How big is it?
What is he thinking?
Where is she going?
What has the dog got?
Ambiguity is an important element of "street", it's pretty much all there is in "abstract", and it appears here and there in all the arts. Used with care, it is a potent tool.
Viewers, to varying degrees, enjoy a puzzle, a mystery. We enjoy being allowed to fill in pieces of an image from our own experience and imagination. Given something unknown, we write our own narratives and develop our own ideas about an image. To a degree, we enjoy things simply left unknown and unknowable, but hinted at. We may not be able always to hang a story on those elements, but we like them.
The risk the artist runs in using ambiguity is in losing the viewer with an excess of mystery. A viewer might understandably resent being required to work too hard to make sense of an image, and thus move on too quickly. A viewer might stick with an image, but simply find it baffling. While bafflement is certainly a reaction to an image, it is rarely what the artist had in mind. While every viewer will have a different threshold of "too much" mystery, surely the artist wants to calibrate the mystery to a good level for a lot of viewers.

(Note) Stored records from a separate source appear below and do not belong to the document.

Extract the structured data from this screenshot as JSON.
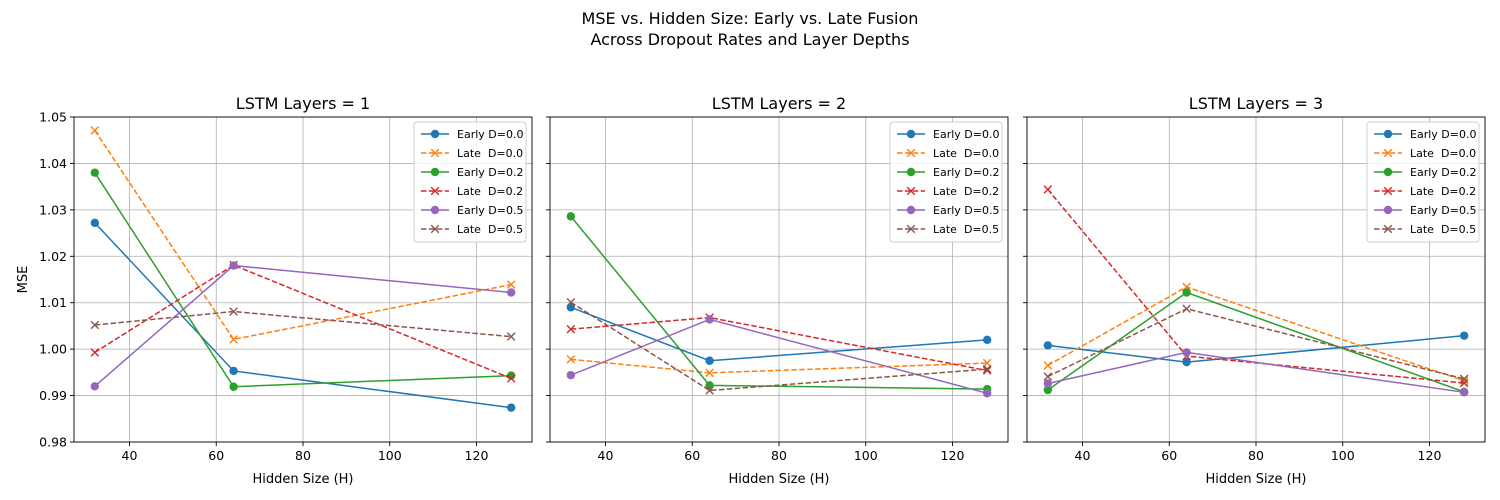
{
  "figure": {
    "title_line1": "MSE vs. Hidden Size: Early vs. Late Fusion",
    "title_line2": "Across Dropout Rates and Layer Depths"
  },
  "chart_data": [
    {
      "type": "line",
      "title": "LSTM Layers = 1",
      "xlabel": "Hidden Size (H)",
      "ylabel": "MSE",
      "x": [
        32,
        64,
        128
      ],
      "xlim": [
        27.2,
        132.8
      ],
      "ylim": [
        0.98,
        1.05
      ],
      "xticks": [
        40,
        60,
        80,
        100,
        120
      ],
      "yticks": [
        0.98,
        0.99,
        1.0,
        1.01,
        1.02,
        1.03,
        1.04,
        1.05
      ],
      "grid": true,
      "legend_position": "top-right",
      "series": [
        {
          "name": "Early D=0.0",
          "values": [
            1.0272,
            0.9953,
            0.9874
          ],
          "color": "#1f77b4",
          "marker": "circle",
          "dash": "solid"
        },
        {
          "name": "Late  D=0.0",
          "values": [
            1.0471,
            1.0021,
            1.0139
          ],
          "color": "#ff7f0e",
          "marker": "x",
          "dash": "dashed"
        },
        {
          "name": "Early D=0.2",
          "values": [
            1.038,
            0.9919,
            0.9943
          ],
          "color": "#2ca02c",
          "marker": "circle",
          "dash": "solid"
        },
        {
          "name": "Late  D=0.2",
          "values": [
            0.9993,
            1.0181,
            0.9937
          ],
          "color": "#d62728",
          "marker": "x",
          "dash": "dashed"
        },
        {
          "name": "Early D=0.5",
          "values": [
            0.992,
            1.018,
            1.0122
          ],
          "color": "#9467bd",
          "marker": "circle",
          "dash": "solid"
        },
        {
          "name": "Late  D=0.5",
          "values": [
            1.0052,
            1.0081,
            1.0027
          ],
          "color": "#8c564b",
          "marker": "x",
          "dash": "dashed"
        }
      ]
    },
    {
      "type": "line",
      "title": "LSTM Layers = 2",
      "xlabel": "Hidden Size (H)",
      "ylabel": "",
      "x": [
        32,
        64,
        128
      ],
      "xlim": [
        27.2,
        132.8
      ],
      "ylim": [
        0.98,
        1.05
      ],
      "xticks": [
        40,
        60,
        80,
        100,
        120
      ],
      "yticks": [
        0.98,
        0.99,
        1.0,
        1.01,
        1.02,
        1.03,
        1.04,
        1.05
      ],
      "grid": true,
      "legend_position": "top-right",
      "series": [
        {
          "name": "Early D=0.0",
          "values": [
            1.009,
            0.9975,
            1.002
          ],
          "color": "#1f77b4",
          "marker": "circle",
          "dash": "solid"
        },
        {
          "name": "Late  D=0.0",
          "values": [
            0.9978,
            0.9949,
            0.997
          ],
          "color": "#ff7f0e",
          "marker": "x",
          "dash": "dashed"
        },
        {
          "name": "Early D=0.2",
          "values": [
            1.0286,
            0.9922,
            0.9914
          ],
          "color": "#2ca02c",
          "marker": "circle",
          "dash": "solid"
        },
        {
          "name": "Late  D=0.2",
          "values": [
            1.0043,
            1.0068,
            0.9954
          ],
          "color": "#d62728",
          "marker": "x",
          "dash": "dashed"
        },
        {
          "name": "Early D=0.5",
          "values": [
            0.9944,
            1.0064,
            0.9905
          ],
          "color": "#9467bd",
          "marker": "circle",
          "dash": "solid"
        },
        {
          "name": "Late  D=0.5",
          "values": [
            1.0101,
            0.9911,
            0.9957
          ],
          "color": "#8c564b",
          "marker": "x",
          "dash": "dashed"
        }
      ]
    },
    {
      "type": "line",
      "title": "LSTM Layers = 3",
      "xlabel": "Hidden Size (H)",
      "ylabel": "",
      "x": [
        32,
        64,
        128
      ],
      "xlim": [
        27.2,
        132.8
      ],
      "ylim": [
        0.98,
        1.05
      ],
      "xticks": [
        40,
        60,
        80,
        100,
        120
      ],
      "yticks": [
        0.98,
        0.99,
        1.0,
        1.01,
        1.02,
        1.03,
        1.04,
        1.05
      ],
      "grid": true,
      "legend_position": "top-right",
      "series": [
        {
          "name": "Early D=0.0",
          "values": [
            1.0008,
            0.9972,
            1.0029
          ],
          "color": "#1f77b4",
          "marker": "circle",
          "dash": "solid"
        },
        {
          "name": "Late  D=0.0",
          "values": [
            0.9965,
            1.0134,
            0.9932
          ],
          "color": "#ff7f0e",
          "marker": "x",
          "dash": "dashed"
        },
        {
          "name": "Early D=0.2",
          "values": [
            0.9912,
            1.0122,
            0.9908
          ],
          "color": "#2ca02c",
          "marker": "circle",
          "dash": "solid"
        },
        {
          "name": "Late  D=0.2",
          "values": [
            1.0344,
            0.9985,
            0.9927
          ],
          "color": "#d62728",
          "marker": "x",
          "dash": "dashed"
        },
        {
          "name": "Early D=0.5",
          "values": [
            0.9926,
            0.9993,
            0.9907
          ],
          "color": "#9467bd",
          "marker": "circle",
          "dash": "solid"
        },
        {
          "name": "Late  D=0.5",
          "values": [
            0.9941,
            1.0087,
            0.9936
          ],
          "color": "#8c564b",
          "marker": "x",
          "dash": "dashed"
        }
      ]
    }
  ]
}
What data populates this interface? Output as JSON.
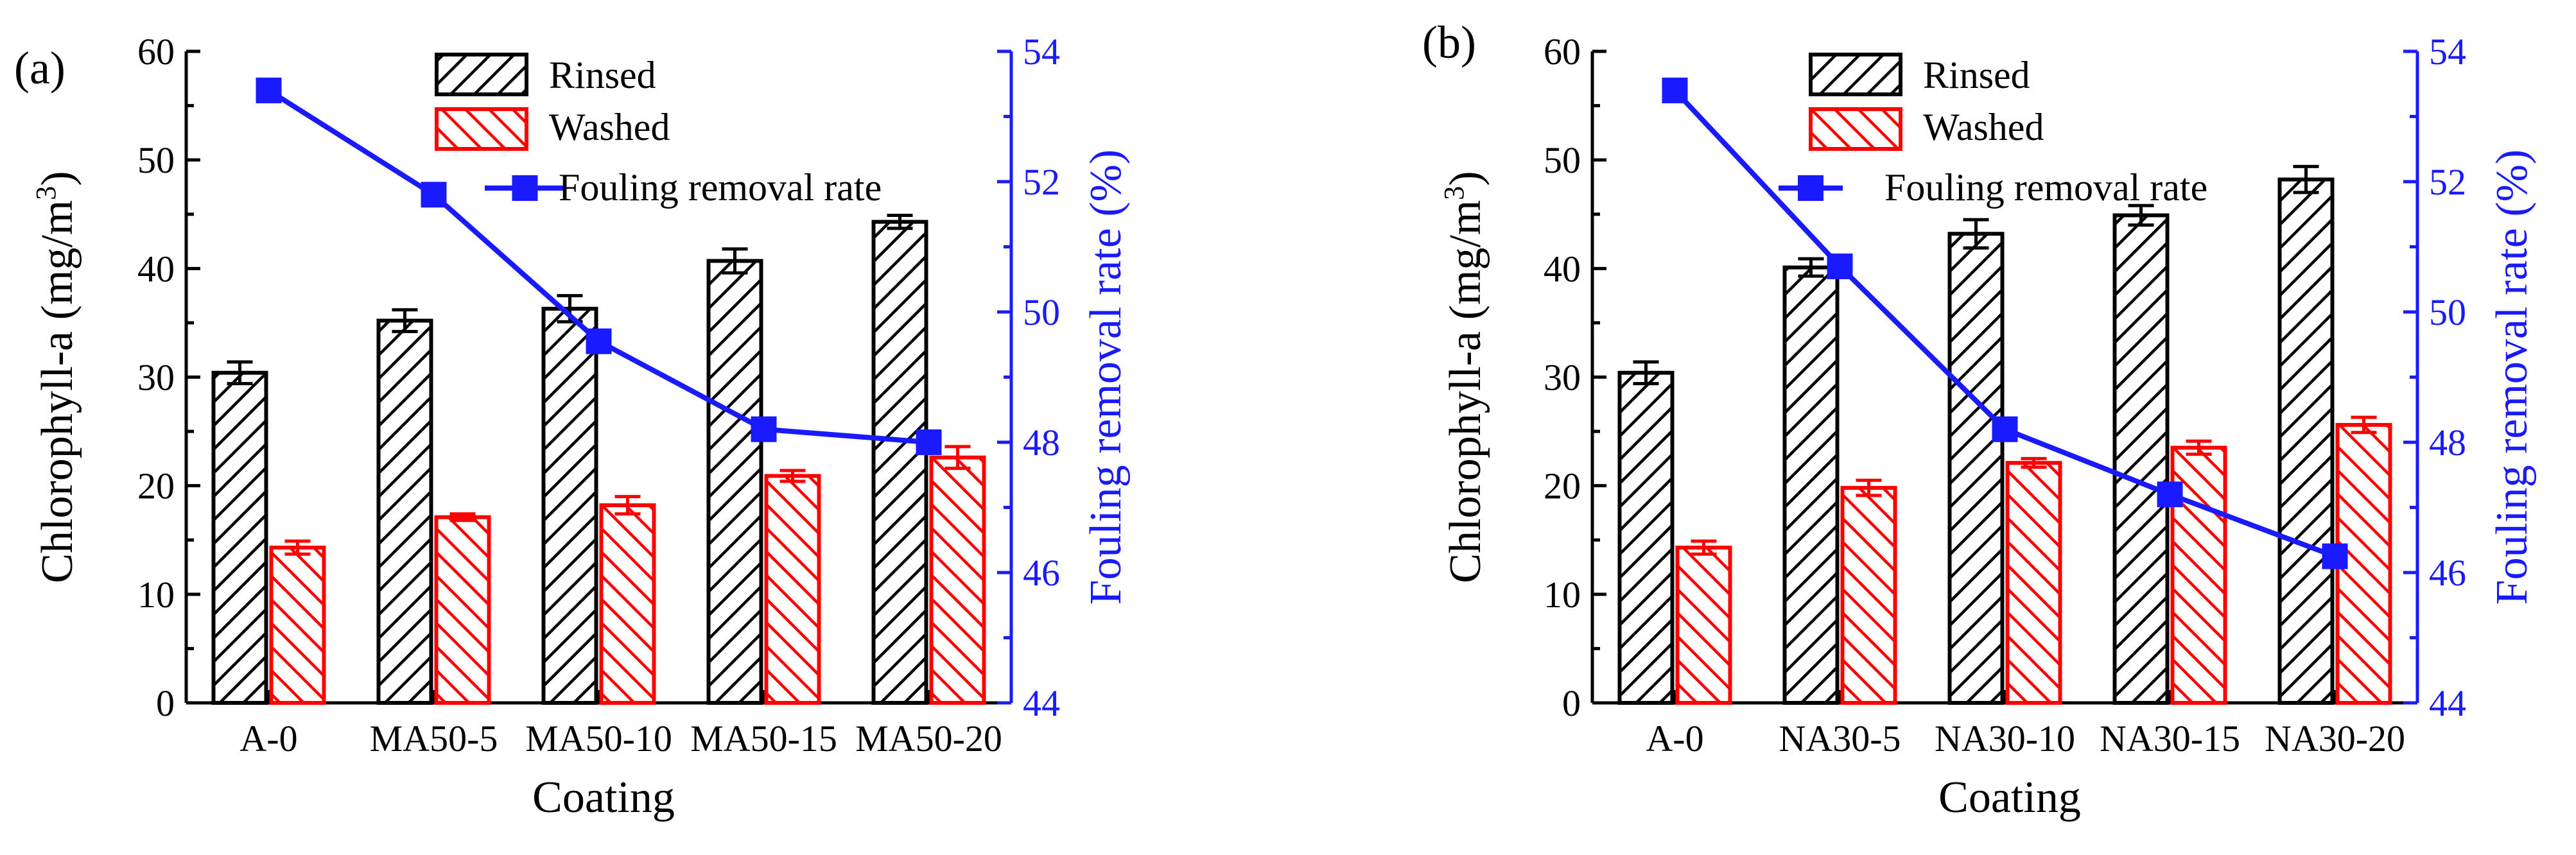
{
  "chart_data": [
    {
      "type": "bar",
      "panel_label": "(a)",
      "categories": [
        "A-0",
        "MA50-5",
        "MA50-10",
        "MA50-15",
        "MA50-20"
      ],
      "series": [
        {
          "name": "Rinsed",
          "values": [
            30.4,
            35.2,
            36.3,
            40.7,
            44.3
          ],
          "errors": [
            1.0,
            1.0,
            1.2,
            1.1,
            0.6
          ],
          "color": "#000000",
          "hatch": "forward"
        },
        {
          "name": "Washed",
          "values": [
            14.3,
            17.1,
            18.2,
            20.9,
            22.6
          ],
          "errors": [
            0.6,
            0.3,
            0.8,
            0.5,
            1.0
          ],
          "color": "#ff0000",
          "hatch": "backward"
        }
      ],
      "line_series": {
        "name": "Fouling removal rate",
        "values": [
          53.4,
          51.8,
          49.55,
          48.2,
          48.0
        ],
        "color": "#1a1aff"
      },
      "xlabel": "Coating",
      "ylabel": "Chlorophyll-a (mg/m",
      "ylabel_sup": "3",
      "ylabel_end": ")",
      "y2label": "Fouling removal rate (%)",
      "ylim": [
        0,
        60
      ],
      "y2lim": [
        44,
        54
      ],
      "yticks": [
        "0",
        "10",
        "20",
        "30",
        "40",
        "50",
        "60"
      ],
      "y2ticks": [
        "44",
        "46",
        "48",
        "50",
        "52",
        "54"
      ],
      "legend_position": "top-center"
    },
    {
      "type": "bar",
      "panel_label": "(b)",
      "categories": [
        "A-0",
        "NA30-5",
        "NA30-10",
        "NA30-15",
        "NA30-20"
      ],
      "series": [
        {
          "name": "Rinsed",
          "values": [
            30.4,
            40.1,
            43.2,
            44.9,
            48.2
          ],
          "errors": [
            1.0,
            0.8,
            1.3,
            0.9,
            1.2
          ],
          "color": "#000000",
          "hatch": "forward"
        },
        {
          "name": "Washed",
          "values": [
            14.3,
            19.8,
            22.1,
            23.5,
            25.6
          ],
          "errors": [
            0.6,
            0.7,
            0.4,
            0.6,
            0.7
          ],
          "color": "#ff0000",
          "hatch": "backward"
        }
      ],
      "line_series": {
        "name": "Fouling removal rate",
        "values": [
          53.4,
          50.7,
          48.2,
          47.2,
          46.25
        ],
        "color": "#1a1aff"
      },
      "xlabel": "Coating",
      "ylabel": "Chlorophyll-a (mg/m",
      "ylabel_sup": "3",
      "ylabel_end": ")",
      "y2label": "Fouling removal rate (%)",
      "ylim": [
        0,
        60
      ],
      "y2lim": [
        44,
        54
      ],
      "yticks": [
        "0",
        "10",
        "20",
        "30",
        "40",
        "50",
        "60"
      ],
      "y2ticks": [
        "44",
        "46",
        "48",
        "50",
        "52",
        "54"
      ],
      "legend_position": "top-center"
    }
  ]
}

One approach to managing the degree of mystery successfully is to wrap the ambiguous up in a generous serving of the familiar, the easily grasped. It is this, I think, which makes a particularly successful "street" photograph. We understand much of the scene, we recognize buildings, people, the dog on the leash. It is only a small subset of the image that is ambiguous, ".. but what is SHE doing?" A mystery or an incomplete story given to us as a reward for looking a little deeper. It is this wrapping of the mystery in the known that makes a great portrait, as well. We recognize that the image is a portrait, we recognize many of the elements. Somewhere in there, often in the subject's expression or body language, we see elements that are unclear, ambiguous. On this ambiguity, we write our own interpretation.
See also: the Mona Lisa.
Poorly balancing the mysterious with the familiar can lead to images which are either banal, or too difficult to understand. The viewer moves on, the message is lost.
When we abandon the familiar, we enter the realm of the purely abstract, for all practical purposes. This is a tough world in which to create an effective image.